アフガニスタンの首都カブールを占領した政治勢力タリバンは8月17日、初の公式記者会見を開催。女性の社会的権利を認めることや、軍事行動を停止意思、元兵士や政府高官にも報復しないこと宣言した。しかし、現地の女性や関係者の間では懐疑的な見方も出ている。
タリバンは、1996年から2001年までアフガニスタンの約4分の3の地域を実効支配し、シャリア(イスラム法)の厳格な解釈を実施。女性の就労や通学は禁止され、男性の親族が同伴した上でブルカを着用することでしか外出も認められなかった。また当時、紛争過程で、家屋や田畑を焼き払い、数多くの餓死者が出たことも非難されていた。当時には、パキスタン、サウジアラビア、アラブ首長国連邦(UAE)が政府承認を行っていた。

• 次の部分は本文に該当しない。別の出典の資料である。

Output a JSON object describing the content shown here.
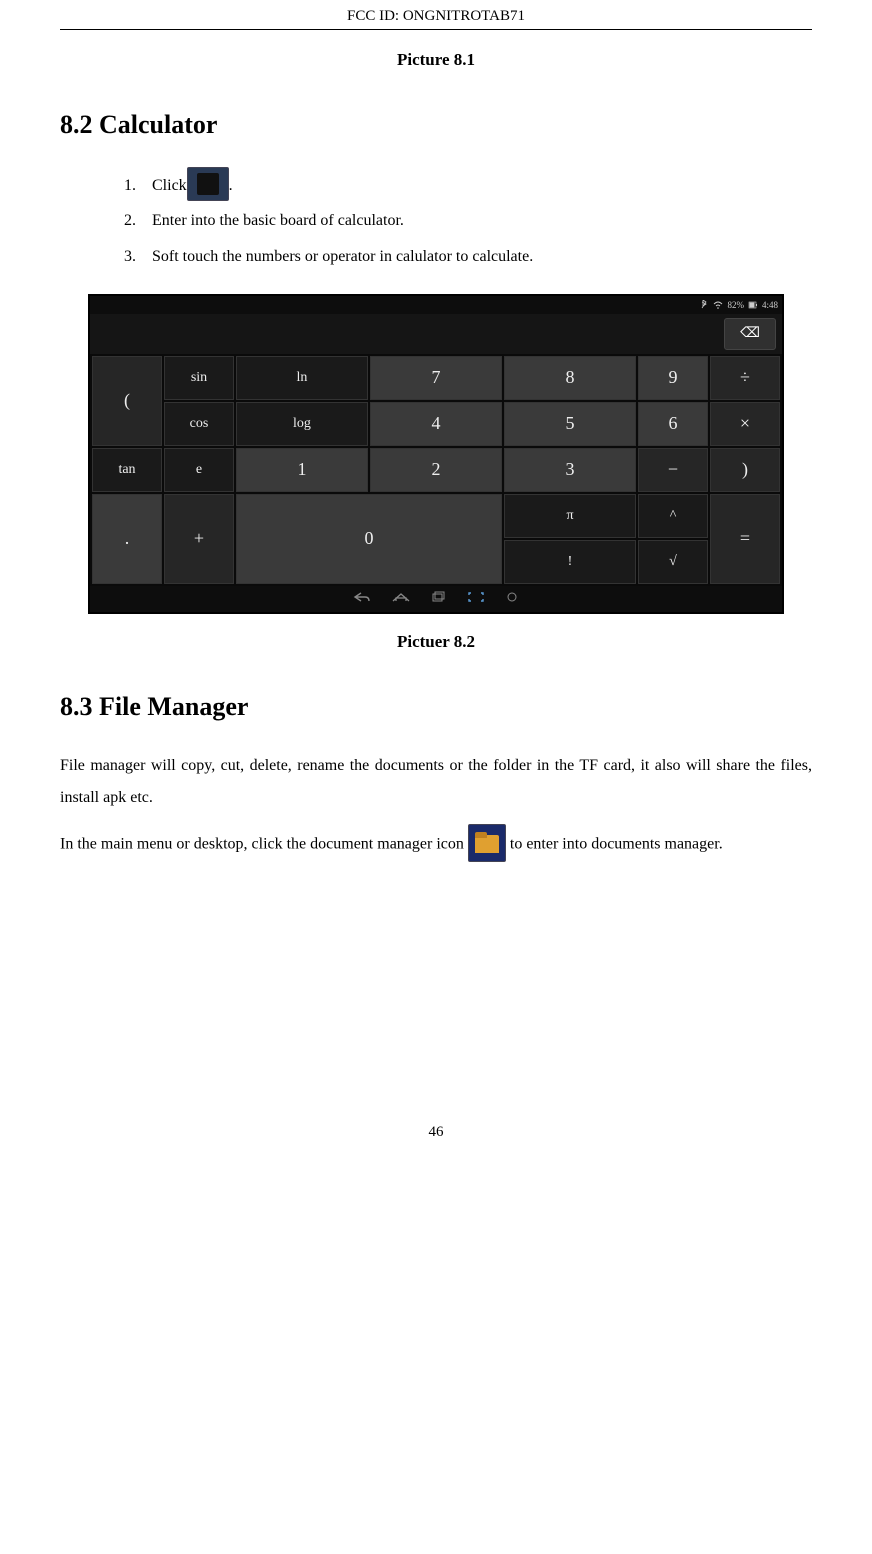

タリバンは、米国311事件の後、米軍主体の国際治安支援部隊(ISAF)との戦闘に破れ、勢いが低下。その後、ISAFにより新政権としてカルザイ政権が樹立。しかし、アフガニスタンの国造りが順調に進まない中、米トランプ前大統領が政権中に米軍撤退を表明。その後、2021年にタリバンが息を吹き返し、数ヶ月で首都を占領。アフガニスタン軍は数日で崩壊したとも言われている。米バイデン大統領は、トランプ政権の方針を維持し、米軍撤退を決めた。アフガニスタンのガニ大統領は8月15日に国外脱出した。
タリバンは今回、共同創設者の一人ムラー・アブドゥル・ガーニ・バラダー氏が10年以上ぶりにアフガニスタンに戻ったと発表。同氏は、2010年に逮捕されたが、和平交渉に参加できるようトランプ前政権の要請で2018年に釈放されていた。
タリバンは今回、他国との平和的な関係を望むとも発表。一方、国連安全保障理事会は16日、アフガニスタンの情勢について緊急会合を開催し、対応を協議している。バイデン大統領と英ジョンソン首相は、来週G7オンライン会議を開催することでも合意した。国連人権理事会も来週特別会合を開催し、タリバン支配後に懸念される人権問題を協議する。